Maxime Decout : « Interroger la ruine du savoir » (Faire trace)

Maxime Decout © Corti

Essai sur l’histoire et la littérature, Faire trace analyse les différents types de textes relatifs aux camps d’extermination nazis pour en approfondir les enjeux et implications, pour mettre en évidence leurs choix formels, stylistiques, mais aussi leur prolongement jusqu’à aujourd’hui. Entretien avec Maxime Decout.

Votre livre porte, entre autres, sur le défaut d’archives concernant les camps et la Shoah. Ce manque d’archives n’est pas dû au hasard : le régime nazi a fait beaucoup pour empêcher leur existence. Mais, si je commence par la fin du livre, vous soulignez comment se pose aujourd’hui un autre problème concernant les archives et « l’industrie de la mémoire ». La critique que vous menez de cette industrie pourrait paraître paradoxale, voire malvenue : ne doit-on pas tout faire pour conserver et transmettre la mémoire de ce que les Juifs européens ont subi sous le nazisme ? En quoi cette industrie participe-t-elle à un effacement de ce qui a eu lieu ? Vous montrez que c’est justement au nom de la conservation et de la transmission que la critique de cette industrie est nécessaire. Diriez-vous que la mémoire, ici, doit accepter jusqu’à un certain degré d’intégrer ses propres limites, ses propres lacunes, une forme de silence ? En vous posant cette question, me vient à l’esprit l’image du Mémorial de l’Holocauste, à Berlin, ou le film de Lanzmann, Shoah

Vous avez raison. Il est frappant de constater que l’effacement des traces programmé par le génocide, qui a échoué, a cependant trouvé un relai paradoxal dans ce qu’on peut appeler l’industrie de la mémoire. Certains choix muséographiques méritent d’être discutés dans la mesure où, alors que leur objectif est la transmission de la mémoire et d’un savoir sur les événements, les dispositifs adoptés tendent parfois au jeu ou au divertissement. J’ai donc tenu à me pencher sur ces phénomènes qui se sont intensifiés depuis les années 1980, en m’intéressant à des muséographies privilégiant l’immersion, l’identification et la participation. Je me limiterai à en donner deux exemples : les hologrammes de l’exposition Dimensions in testimony du Museum of Jewish Heritage de New York, où le visiteur peut discuter avec l’hologramme d’un survivant dont les réponses ont été préenregistrées, lui donnant l’illusion qu’il parle directement avec un témoin ; et le United States Holocaust Memorial Museum (USHMM) de Washington que l’on peut visiter comme un jeu de rôle avec, en main, la carte d’identité d’une victime dont on suit le parcours et à laquelle on est incité à s’identifier.

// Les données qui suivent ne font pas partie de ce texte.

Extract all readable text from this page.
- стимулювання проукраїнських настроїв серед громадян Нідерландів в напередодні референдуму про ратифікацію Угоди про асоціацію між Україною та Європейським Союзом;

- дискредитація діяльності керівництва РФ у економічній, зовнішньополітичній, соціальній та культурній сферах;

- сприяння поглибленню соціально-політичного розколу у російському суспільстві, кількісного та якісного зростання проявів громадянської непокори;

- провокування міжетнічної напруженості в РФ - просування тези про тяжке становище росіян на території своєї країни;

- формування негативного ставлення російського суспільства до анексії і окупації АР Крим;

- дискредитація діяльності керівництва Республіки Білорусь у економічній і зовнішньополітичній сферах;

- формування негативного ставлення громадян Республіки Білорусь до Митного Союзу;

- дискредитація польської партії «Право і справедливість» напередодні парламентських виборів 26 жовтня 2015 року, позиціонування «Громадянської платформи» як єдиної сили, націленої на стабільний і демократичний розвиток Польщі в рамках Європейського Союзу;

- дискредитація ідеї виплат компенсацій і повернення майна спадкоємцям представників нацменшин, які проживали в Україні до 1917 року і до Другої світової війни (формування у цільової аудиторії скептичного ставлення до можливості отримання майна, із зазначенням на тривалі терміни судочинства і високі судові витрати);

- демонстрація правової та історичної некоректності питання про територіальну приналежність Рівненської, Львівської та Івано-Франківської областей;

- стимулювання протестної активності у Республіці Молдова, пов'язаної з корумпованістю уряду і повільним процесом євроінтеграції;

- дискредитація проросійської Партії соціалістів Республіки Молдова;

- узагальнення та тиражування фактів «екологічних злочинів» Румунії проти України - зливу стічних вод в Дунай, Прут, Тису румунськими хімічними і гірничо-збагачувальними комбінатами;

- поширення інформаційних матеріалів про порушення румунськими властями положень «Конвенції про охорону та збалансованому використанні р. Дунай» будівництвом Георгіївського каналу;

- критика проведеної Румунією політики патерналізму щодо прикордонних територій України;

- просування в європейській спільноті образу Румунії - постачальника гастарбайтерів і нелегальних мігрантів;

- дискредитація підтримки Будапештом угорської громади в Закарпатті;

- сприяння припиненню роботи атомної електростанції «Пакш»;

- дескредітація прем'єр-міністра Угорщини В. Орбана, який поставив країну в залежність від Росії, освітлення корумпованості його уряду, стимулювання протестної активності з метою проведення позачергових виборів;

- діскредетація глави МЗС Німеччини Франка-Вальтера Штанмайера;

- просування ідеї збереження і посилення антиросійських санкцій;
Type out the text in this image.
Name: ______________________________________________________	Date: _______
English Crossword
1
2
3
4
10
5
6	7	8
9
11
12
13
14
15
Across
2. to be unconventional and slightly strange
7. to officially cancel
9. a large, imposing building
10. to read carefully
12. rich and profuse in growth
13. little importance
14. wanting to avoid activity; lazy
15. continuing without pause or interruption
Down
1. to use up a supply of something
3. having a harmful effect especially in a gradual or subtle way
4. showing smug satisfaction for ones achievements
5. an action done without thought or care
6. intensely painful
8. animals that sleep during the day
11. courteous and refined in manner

Ces exemples m’apparaissent comme des symptômes dont il faut tenir compte. Car ils signalent une usure des anciens modes de transmission chez un public dont la culture et les habitudes de consommation privilégient l’émotion, la participation et l’immersion. Aussi m’a-t-il semblé essentiel de montrer les limites et les risques de telles entreprises sans pour autant les condamner entièrement puisqu’elles participent de la mémoire du passé et d’une éducation qui ne doit pas s’épuiser à mesure que l’événement s’éloigne dans le temps.

À cet égard, toute une veine de récits, volontiers ironiques, comme La Tête coupable de Gary, L’étoile du matin de Schwarz-Bart, L’Atelier du diable de Jáchym Topol, Le Monstre de la mémoire de Yishaï Sarid, ou plus récemment, Nein, Nein, Nein ! La dépression, les tourments de l’âme et la Shoah en autocar de Jerry Stahl, dénude ces phénomènes pour rendre visible ce que nos habitudes pourraient masquer. Ces textes nous invitent à prendre conscience des paradoxes d’une mémoire en pleine mutation, et cela afin de la garder vivante.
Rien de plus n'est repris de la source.